This paper studies whether four small LLMs retain prompt-assigned Big Five profiles across 20 narrative exchanges and whether quantization changes that stability. Each of the 32 binary trait combinations is paired with its opposite. LLaMA3 8B Instruct, Mistral 7B Instruct v0.3, Gemma 7B Instruct v1.1, and Gemma2 9B Instruct are run through Ollama in FP16, GGUF Q8_0, and Q4_0; every pair and condition is repeated 15 times. At each turn, agents collaborate on a story, repeat a 44-item BFI self-report, and produce narratives analyzed with LIWC and nomic-embed-text-v1 embeddings. Think2 merely adds to the narrative prompt: “Before writing the story, think twice what is your personality.” The plots show that opposite Gemma2 and LLaMA3 profiles tend to converge under the baseline and remain more separated with Think2; the authors recommend Gemma2+Think2 at Q4_0 and LLaMA3+Think2 at Q8_0. The effect is not uniform: Mistral loses much of its initial relationship under both methods, while Gemma 7B falls close to zero on the global metric at every precision.
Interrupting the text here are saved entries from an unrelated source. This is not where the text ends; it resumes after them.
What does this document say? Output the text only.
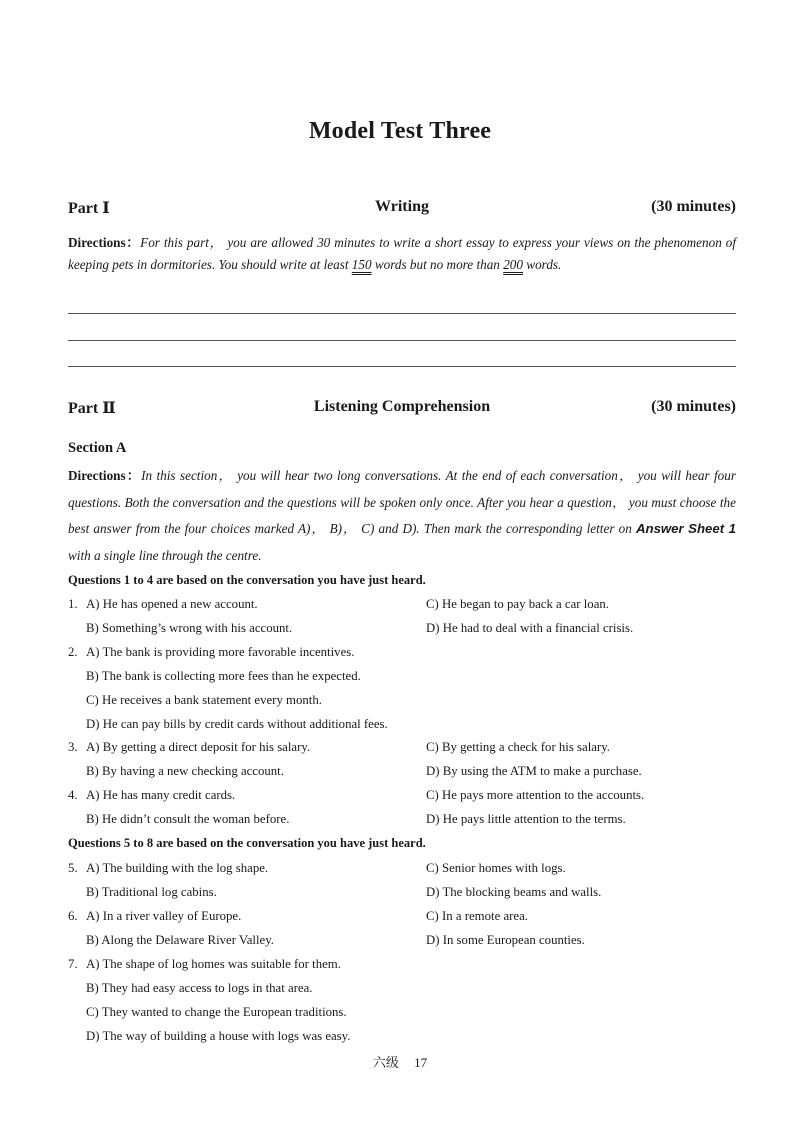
Model Test Three
Part Ⅰ	Writing	(30 minutes)
Directions：For this part， you are allowed 30 minutes to write a short essay to express your views on the phenomenon of keeping pets in dormitories. You should write at least 150 words but no more than 200 words.
Part Ⅱ	Listening Comprehension	(30 minutes)
Section A
Directions：In this section， you will hear two long conversations. At the end of each conversation， you will hear four questions. Both the conversation and the questions will be spoken only once. After you hear a question， you must choose the best answer from the four choices marked A)， B)， C) and D). Then mark the corresponding letter on Answer Sheet 1 with a single line through the centre.
Questions 1 to 4 are based on the conversation you have just heard.
1. A) He has opened a new account.	C) He began to pay back a car loan.
B) Something’s wrong with his account.	D) He had to deal with a financial crisis.
2. A) The bank is providing more favorable incentives.
B) The bank is collecting more fees than he expected.
C) He receives a bank statement every month.
D) He can pay bills by credit cards without additional fees.
3. A) By getting a direct deposit for his salary.	C) By getting a check for his salary.
B) By having a new checking account.	D) By using the ATM to make a purchase.
4. A) He has many credit cards.	C) He pays more attention to the accounts.
B) He didn’t consult the woman before.	D) He pays little attention to the terms.
Questions 5 to 8 are based on the conversation you have just heard.
5. A) The building with the log shape.	C) Senior homes with logs.
B) Traditional log cabins.	D) The blocking beams and walls.
6. A) In a river valley of Europe.	C) In a remote area.
B) Along the Delaware River Valley.	D) In some European counties.
7. A) The shape of log homes was suitable for them.
B) They had easy access to logs in that area.
C) They wanted to change the European traditions.
D) The way of building a house with logs was easy.
六级 17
The claim that quantization invariably degrades personality is also not causally isolated: FP16 drifts too, LLaMA3 Q8_0 is relatively stable, and Think2 improves FP16 as well, supporting a generic persona reminder more directly than a quantization-specific correction. The metric called global correlation is not an ordinary Pearson coefficient: it concatenates pairs, sums the magnitudes of positive and negative correlations between five OCEAN dimensions and linguistic features, then applies min-max normalization. A value near 1 is relative to the compared set, not r=1. The paper publishes 24 figures but no numeric result tables, tests, intervals, or effect sizes; it also omits decoding details, BFI scoring, cross-validation splits, and a code or data release. This is exploratory evidence of drift in adherence to extreme prompts and of reminder-based reinforcement for some model families; it does not establish psychological personality, a general causal effect of quantization, or reliability with real users or edge devices.
Research question
How do the Big Five profiles assigned to role-playing agents built with 7-9B LLMs in FP16, Q8_0, and Q4_0 change over 20 turns; can an in-context reminder called Think2 reduce that drift; and which combination of model, precision, and prompt best preserves the differences between opposite profiles?